Only your taste buds can determine if the wine is oaked to your liking. The oak falls back as you age, so make sure it's sufficient before you bottle, if not, patience, time, and some new oak. Rack em into your new carboys with new oak, leave whatever sediment you have behind and stay the course. Test for SO2 if you can, add what you need based on your Ph. If you don't have SO2 testing capabilities, use the 1/4 tsp / 6 gallon estimate.


----------



## Busabill (Mar 28, 2016)

So I just tasted it and it is not overly oakey but very delightful Damn Delicious!. I do not think I will oak it anymore so then the question becomes do I rack it and let it age for another three months or just bottle it and be done? Pros cons? It would be nice to bottle it and be done and have the wine ready but it is tempting to rack it and let it age more in bulk. Thoughts?


----------



## Johnd (Mar 28, 2016)

Whatever the level of oak is that you taste now, it'll fall back with age. Try to oak it a tad past your taste and let it come back to you in the aging process.


----------



## Busabill (Mar 28, 2016)

Ok John, sounds good. Maybe I will do a little American Oak this time as the last round was French.


----------



## Busabill (Mar 29, 2016)

Something else I am debating adding a little bit of tannin in the next round of oaking as well to the cab. I love a big bold wine with a good amount of finish but I have never played around with adding tannin before. Is it the same as with Oak? Will tannin fall back as it ages as well? Anybody have any good advice for adding tannins?


----------



## Johnd (Mar 29, 2016)

Busabill said:


> Something else I am debating adding a little bit of tannin in the next round of oaking as well to the cab. I love a big bold wine with a good amount of finish but I have never played around with adding tannin before. Is it the same as with Oak? Will tannin fall back as it ages as well? Anybody have any good advice for adding tannins?
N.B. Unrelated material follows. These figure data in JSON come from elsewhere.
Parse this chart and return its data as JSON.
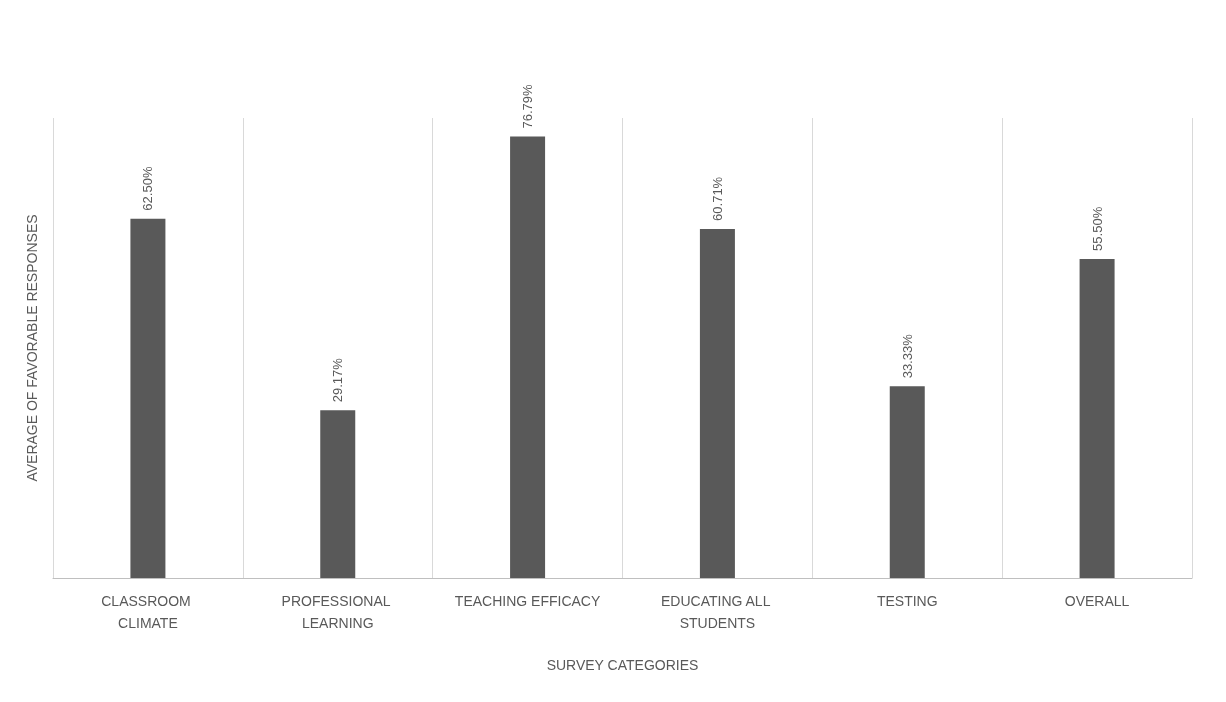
{
  "chart_data": {
    "type": "bar",
    "xlabel": "SURVEY CATEGORIES",
    "ylabel": "AVERAGE OF FAVORABLE RESPONSES",
    "categories": [
      "CLASSROOM CLIMATE",
      "PROFESSIONAL LEARNING",
      "TEACHING EFFICACY",
      "EDUCATING ALL STUDENTS",
      "TESTING",
      "OVERALL"
    ],
    "values": [
      62.5,
      29.17,
      76.79,
      60.71,
      33.33,
      55.5
    ],
    "value_labels": [
      "62.50%",
      "29.17%",
      "76.79%",
      "60.71%",
      "33.33%",
      "55.50%"
    ],
    "color": "#595959",
    "grid": "x"
  }
}
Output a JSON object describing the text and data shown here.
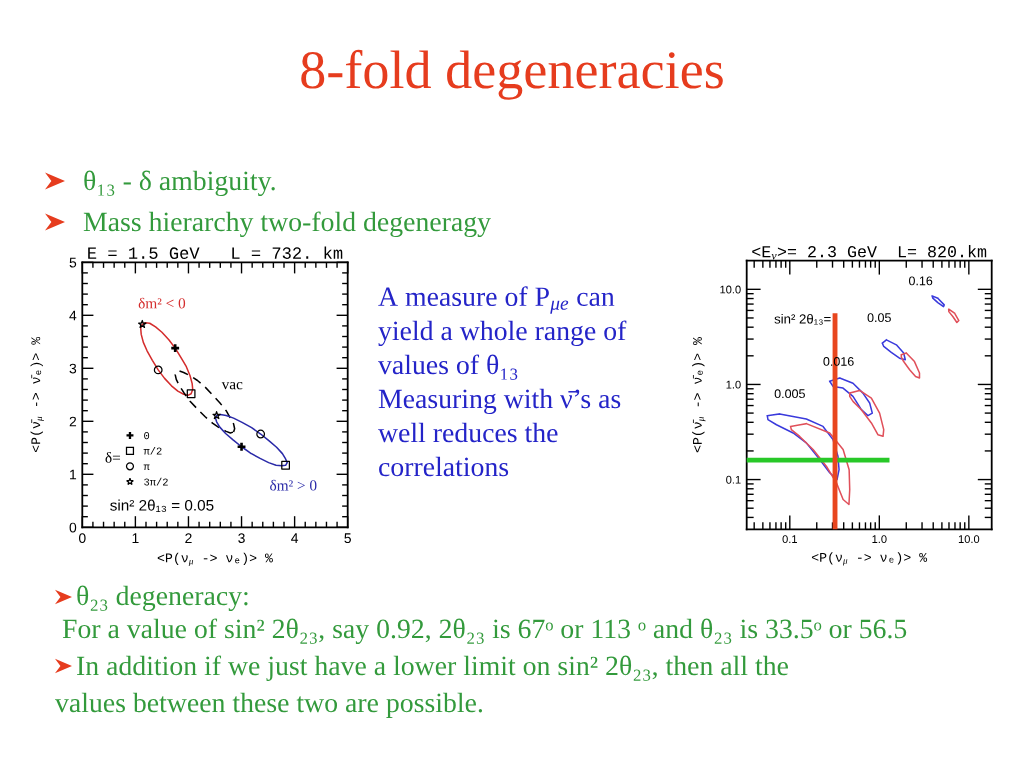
{
  "chart_data": [
    {
      "type": "other",
      "title": "8-fold degeneracies",
      "annotations": [
        "θ₁₃ - δ ambiguity.",
        "Mass hierarchy two-fold degeneragy",
        "A measure of P$_{μe}$ can",
        "yield a whole range of",
        "values of θ₁₃",
        "Measuring with ν̄’s as",
        "well reduces the",
        "correlations",
        "θ₂₃ degeneracy:",
        "For a value of sin² 2θ₂₃, say 0.92, 2θ₂₃ is 67ᵒ or 113 ᵒ and θ₂₃ is 33.5ᵒ or 56.5",
        "In addition if we just have a lower limit on sin² 2θ₂₃, then all the",
        "values between these two are possible."
      ]
    },
    {
      "type": "line",
      "title": "E = 1.5 GeV   L = 732. km",
      "xlabel": "<P(ν$_{μ}$ -> νₑ)> %",
      "ylabel": "<P(ν̄$_{μ}$ -> ν̄ₑ)> %",
      "xlim": [
        0,
        5
      ],
      "ylim": [
        0,
        5
      ],
      "xticks": [
        0,
        {
          "value": 0.2,
          "label": null
        },
        {
          "value": 0.4,
          "label": null
        },
        {
          "value": 0.6,
          "label": null
        },
        {
          "value": 0.8,
          "label": null
        },
        1,
        {
          "value": 1.2,
          "label": null
        },
        {
          "value": 1.4,
          "label": null
        },
        {
          "value": 1.6,
          "label": null
        },
        {
          "value": 1.8,
          "label": null
        },
        2,
        {
          "value": 2.2,
          "label": null
        },
        {
          "value": 2.4,
          "label": null
        },
        {
          "value": 2.6,
          "label": null
        },
        {
          "value": 2.8,
          "label": null
        },
        3,
        {
          "value": 3.2,
          "label": null
        },
        {
          "value": 3.4,
          "label": null
        },
        {
          "value": 3.6,
          "label": null
        },
        {
          "value": 3.8,
          "label": null
        },
        4,
        {
          "value": 4.2,
          "label": null
        },
        {
          "value": 4.4,
          "label": null
        },
        {
          "value": 4.6,
          "label": null
        },
        {
          "value": 4.8,
          "label": null
        },
        5
      ],
      "yticks": [
        0,
        {
          "value": 0.2,
          "label": null
        },
        {
          "value": 0.4,
          "label": null
        },
        {
          "value": 0.6,
          "label": null
        },
        {
          "value": 0.8,
          "label": null
        },
        1,
        {
          "value": 1.2,
          "label": null
        },
        {
          "value": 1.4,
          "label": null
        },
        {
          "value": 1.6,
          "label": null
        },
        {
          "value": 1.8,
          "label": null
        },
        2,
        {
          "value": 2.2,
          "label": null
        },
        {
          "value": 2.4,
          "label": null
        },
        {
          "value": 2.6,
          "label": null
        },
        {
          "value": 2.8,
          "label": null
        },
        3,
        {
          "value": 3.2,
          "label": null
        },
        {
          "value": 3.4,
          "label": null
        },
        {
          "value": 3.6,
          "label": null
        },
        {
          "value": 3.8,
          "label": null
        },
        4,
        {
          "value": 4.2,
          "label": null
        },
        {
          "value": 4.4,
          "label": null
        },
        {
          "value": 4.6,
          "label": null
        },
        {
          "value": 4.8,
          "label": null
        },
        5
      ],
      "series": [
        {
          "name": "δm² < 0",
          "color": "#d42c2c",
          "x": [
            1.75,
            1.86,
            1.96,
            2.03,
            2.07,
            2.08,
            2.05,
            1.99,
            1.91,
            1.8,
            1.68,
            1.55,
            1.43,
            1.32,
            1.22,
            1.15,
            1.11,
            1.1,
            1.13,
            1.19,
            1.27,
            1.38,
            1.5,
            1.63,
            1.75,
            1.86
          ],
          "values": [
            3.38,
            3.2,
            3.03,
            2.86,
            2.71,
            2.6,
            2.52,
            2.49,
            2.51,
            2.57,
            2.67,
            2.81,
            2.97,
            3.15,
            3.33,
            3.49,
            3.64,
            3.76,
            3.83,
            3.86,
            3.85,
            3.78,
            3.68,
            3.54,
            3.38,
            3.2
          ]
        },
        {
          "name": "vac",
          "color": "#000000",
          "line_style": "dashed",
          "x": [
            2.85,
            2.87,
            2.85,
            2.79,
            2.71,
            2.59,
            2.45,
            2.31,
            2.17,
            2.03,
            1.91,
            1.83,
            1.77,
            1.75,
            1.77,
            1.83,
            1.92,
            2.03,
            2.17,
            2.31,
            2.46,
            2.59,
            2.71,
            2.79,
            2.85,
            2.87
          ],
          "values": [
            1.8,
            1.86,
            1.95,
            2.06,
            2.2,
            2.35,
            2.5,
            2.65,
            2.77,
            2.86,
            2.92,
            2.95,
            2.93,
            2.88,
            2.79,
            2.67,
            2.53,
            2.38,
            2.23,
            2.09,
            1.96,
            1.87,
            1.81,
            1.78,
            1.8,
            1.86
          ]
        },
        {
          "name": "δm² > 0",
          "color": "#2a2aa8",
          "x": [
            3.0,
            3.17,
            3.35,
            3.51,
            3.65,
            3.76,
            3.83,
            3.86,
            3.83,
            3.77,
            3.66,
            3.52,
            3.36,
            3.19,
            3.01,
            2.85,
            2.71,
            2.6,
            2.53,
            2.51,
            2.53,
            2.59,
            2.7,
            2.84,
            3.0,
            3.17
          ],
          "values": [
            1.52,
            1.4,
            1.3,
            1.22,
            1.17,
            1.16,
            1.17,
            1.22,
            1.29,
            1.39,
            1.51,
            1.63,
            1.76,
            1.88,
            1.98,
            2.06,
            2.11,
            2.13,
            2.11,
            2.06,
            1.99,
            1.89,
            1.77,
            1.65,
            1.52,
            1.4
          ]
        },
        {
          "name": "0",
          "type": "scatter",
          "marker": "cross",
          "color": "#000000",
          "x": [
            1.75,
            3.0
          ],
          "values": [
            3.38,
            1.52
          ]
        },
        {
          "name": "π/2",
          "type": "scatter",
          "marker": "square",
          "color": "#000000",
          "x": [
            2.05,
            3.83
          ],
          "values": [
            2.52,
            1.17
          ]
        },
        {
          "name": "π",
          "type": "scatter",
          "marker": "circle",
          "color": "#000000",
          "x": [
            1.43,
            3.36
          ],
          "values": [
            2.97,
            1.76
          ]
        },
        {
          "name": "3π/2",
          "type": "scatter",
          "marker": "star",
          "color": "#000000",
          "x": [
            1.13,
            2.53
          ],
          "values": [
            3.83,
            2.11
          ]
        }
      ],
      "legend": "bottom left",
      "legend_title": "δ=",
      "annotations": [
        "sin² 2θ₁₃ = 0.05"
      ]
    },
    {
      "type": "line",
      "title": "<E$_{ν}$>= 2.3 GeV  L= 820.km",
      "xlabel": "<P(ν$_{μ}$ -> νₑ)> %",
      "ylabel": "<P(ν̄$_{μ}$ -> ν̄ₑ)> %",
      "log": "xy",
      "xlim": [
        0.033,
        18
      ],
      "ylim": [
        0.03,
        20
      ],
      "xticks": [
        {
          "value": 0.04,
          "label": null
        },
        {
          "value": 0.05,
          "label": null
        },
        {
          "value": 0.06,
          "label": null
        },
        {
          "value": 0.07,
          "label": null
        },
        {
          "value": 0.08,
          "label": null
        },
        {
          "value": 0.09,
          "label": null
        },
        0.1,
        {
          "value": 0.2,
          "label": null
        },
        {
          "value": 0.3,
          "label": null
        },
        {
          "value": 0.4,
          "label": null
        },
        {
          "value": 0.5,
          "label": null
        },
        {
          "value": 0.6,
          "label": null
        },
        {
          "value": 0.7,
          "label": null
        },
        {
          "value": 0.8,
          "label": null
        },
        {
          "value": 0.9,
          "label": null
        },
        {
          "value": 1,
          "label": "1.0"
        },
        {
          "value": 2,
          "label": null
        },
        {
          "value": 3,
          "label": null
        },
        {
          "value": 4,
          "label": null
        },
        {
          "value": 5,
          "label": null
        },
        {
          "value": 6,
          "label": null
        },
        {
          "value": 7,
          "label": null
        },
        {
          "value": 8,
          "label": null
        },
        {
          "value": 9,
          "label": null
        },
        {
          "value": 10,
          "label": "10.0"
        }
      ],
      "yticks": [
        {
          "value": 0.04,
          "label": null
        },
        {
          "value": 0.05,
          "label": null
        },
        {
          "value": 0.06,
          "label": null
        },
        {
          "value": 0.07,
          "label": null
        },
        {
          "value": 0.08,
          "label": null
        },
        {
          "value": 0.09,
          "label": null
        },
        0.1,
        {
          "value": 0.2,
          "label": null
        },
        {
          "value": 0.3,
          "label": null
        },
        {
          "value": 0.4,
          "label": null
        },
        {
          "value": 0.5,
          "label": null
        },
        {
          "value": 0.6,
          "label": null
        },
        {
          "value": 0.7,
          "label": null
        },
        {
          "value": 0.8,
          "label": null
        },
        {
          "value": 0.9,
          "label": null
        },
        {
          "value": 1,
          "label": "1.0"
        },
        {
          "value": 2,
          "label": null
        },
        {
          "value": 3,
          "label": null
        },
        {
          "value": 4,
          "label": null
        },
        {
          "value": 5,
          "label": null
        },
        {
          "value": 6,
          "label": null
        },
        {
          "value": 7,
          "label": null
        },
        {
          "value": 8,
          "label": null
        },
        {
          "value": 9,
          "label": null
        },
        {
          "value": 10,
          "label": "10.0"
        }
      ],
      "series": [
        {
          "color": "#3a3adc",
          "x": [
            0.056,
            0.077,
            0.153,
            0.235,
            0.304,
            0.345,
            0.355,
            0.337,
            0.279,
            0.216,
            0.153,
            0.109,
            0.071,
            0.057,
            0.056,
            0.077
          ],
          "values": [
            0.47,
            0.49,
            0.434,
            0.362,
            0.263,
            0.176,
            0.127,
            0.1,
            0.118,
            0.162,
            0.243,
            0.309,
            0.377,
            0.427,
            0.47,
            0.49
          ]
        },
        {
          "color": "#e0505a",
          "x": [
            0.102,
            0.153,
            0.279,
            0.394,
            0.46,
            0.467,
            0.458,
            0.394,
            0.332,
            0.256,
            0.182,
            0.129,
            0.104,
            0.102,
            0.153
          ],
          "values": [
            0.362,
            0.387,
            0.309,
            0.207,
            0.127,
            0.0785,
            0.0547,
            0.0617,
            0.0923,
            0.138,
            0.207,
            0.284,
            0.335,
            0.362,
            0.387
          ]
        },
        {
          "color": "#3a3adc",
          "x": [
            0.279,
            0.361,
            0.508,
            0.656,
            0.78,
            0.835,
            0.746,
            0.63,
            0.508,
            0.393,
            0.304,
            0.279,
            0.361
          ],
          "values": [
            1.08,
            1.17,
            1.03,
            0.81,
            0.638,
            0.5,
            0.47,
            0.543,
            0.748,
            0.916,
            0.953,
            1.08,
            1.17
          ]
        },
        {
          "color": "#e0505a",
          "x": [
            0.467,
            0.603,
            0.815,
            1.007,
            1.12,
            1.1,
            0.964,
            0.815,
            0.63,
            0.508,
            0.467,
            0.467,
            0.603
          ],
          "values": [
            0.813,
            0.865,
            0.72,
            0.5,
            0.335,
            0.285,
            0.296,
            0.394,
            0.543,
            0.664,
            0.748,
            0.813,
            0.865
          ]
        },
        {
          "color": "#3a3adc",
          "x": [
            1.08,
            1.2,
            1.55,
            1.87,
            1.95,
            1.68,
            1.36,
            1.12,
            1.08,
            1.2
          ],
          "values": [
            2.72,
            2.94,
            2.61,
            2.14,
            1.82,
            1.89,
            2.17,
            2.51,
            2.72,
            2.94
          ]
        },
        {
          "color": "#e0505a",
          "x": [
            1.76,
            2.0,
            2.47,
            2.81,
            2.81,
            2.54,
            2.18,
            1.87,
            1.76,
            1.76,
            2.0
          ],
          "values": [
            2.05,
            2.14,
            1.74,
            1.32,
            1.17,
            1.21,
            1.43,
            1.74,
            1.94,
            2.05,
            2.14
          ]
        },
        {
          "color": "#3a3adc",
          "x": [
            3.89,
            4.5,
            5.31,
            5.21,
            4.5,
            3.96,
            3.89,
            4.5
          ],
          "values": [
            8.53,
            8.07,
            6.86,
            6.58,
            7.26,
            8.07,
            8.53,
            8.07
          ]
        },
        {
          "color": "#e0505a",
          "x": [
            5.97,
            6.92,
            7.73,
            7.35,
            6.62,
            5.97,
            5.97,
            6.92
          ],
          "values": [
            6.18,
            5.61,
            4.7,
            4.48,
            5.18,
            5.83,
            6.18,
            5.61
          ]
        },
        {
          "color": "#28c828",
          "x": [
            0.033,
            1.22
          ],
          "values": [
            0.16,
            0.16
          ]
        },
        {
          "color": "#e8461e",
          "x": [
            0.32,
            0.32
          ],
          "values": [
            0.03,
            5.3
          ]
        }
      ],
      "annotations": [
        "0.16",
        "sin² 2θ₁₃=",
        "0.05",
        "0.016",
        "0.005"
      ]
    }
  ]
}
Tannins and oak both mellow with age, and in a great wine, the balance between the two, the fruit, and the alcohol are in harmony. I add tannins in primary fermentation to help with color retention, occasionally when I transfer to glass, but haven't done much in the finishing stages. Do some searching on the forum, there are lots of blurbs in there about tannins. I've read some good stuff here about Tannin Riche Extra as a finishing tannin, along with a couple of others. 

I'm certainly no expert in supplemental tannin additions, so somebody else jump in here with some time tried and tested experiences.


----------



## Busabill (Mar 29, 2016)

That is good to know, thanks, I will do a little research! I'm also debating taking a gallon of my 6 gallons of zinfandel and fortifying it to make a port, which I've never done. I know there is a port section in the forums so I'll go read up. Does anyone know if I'll run into issues doing that since I'm already in the oaking/fininshing stages with the zin? Any port advice there or things to watch for there?


----------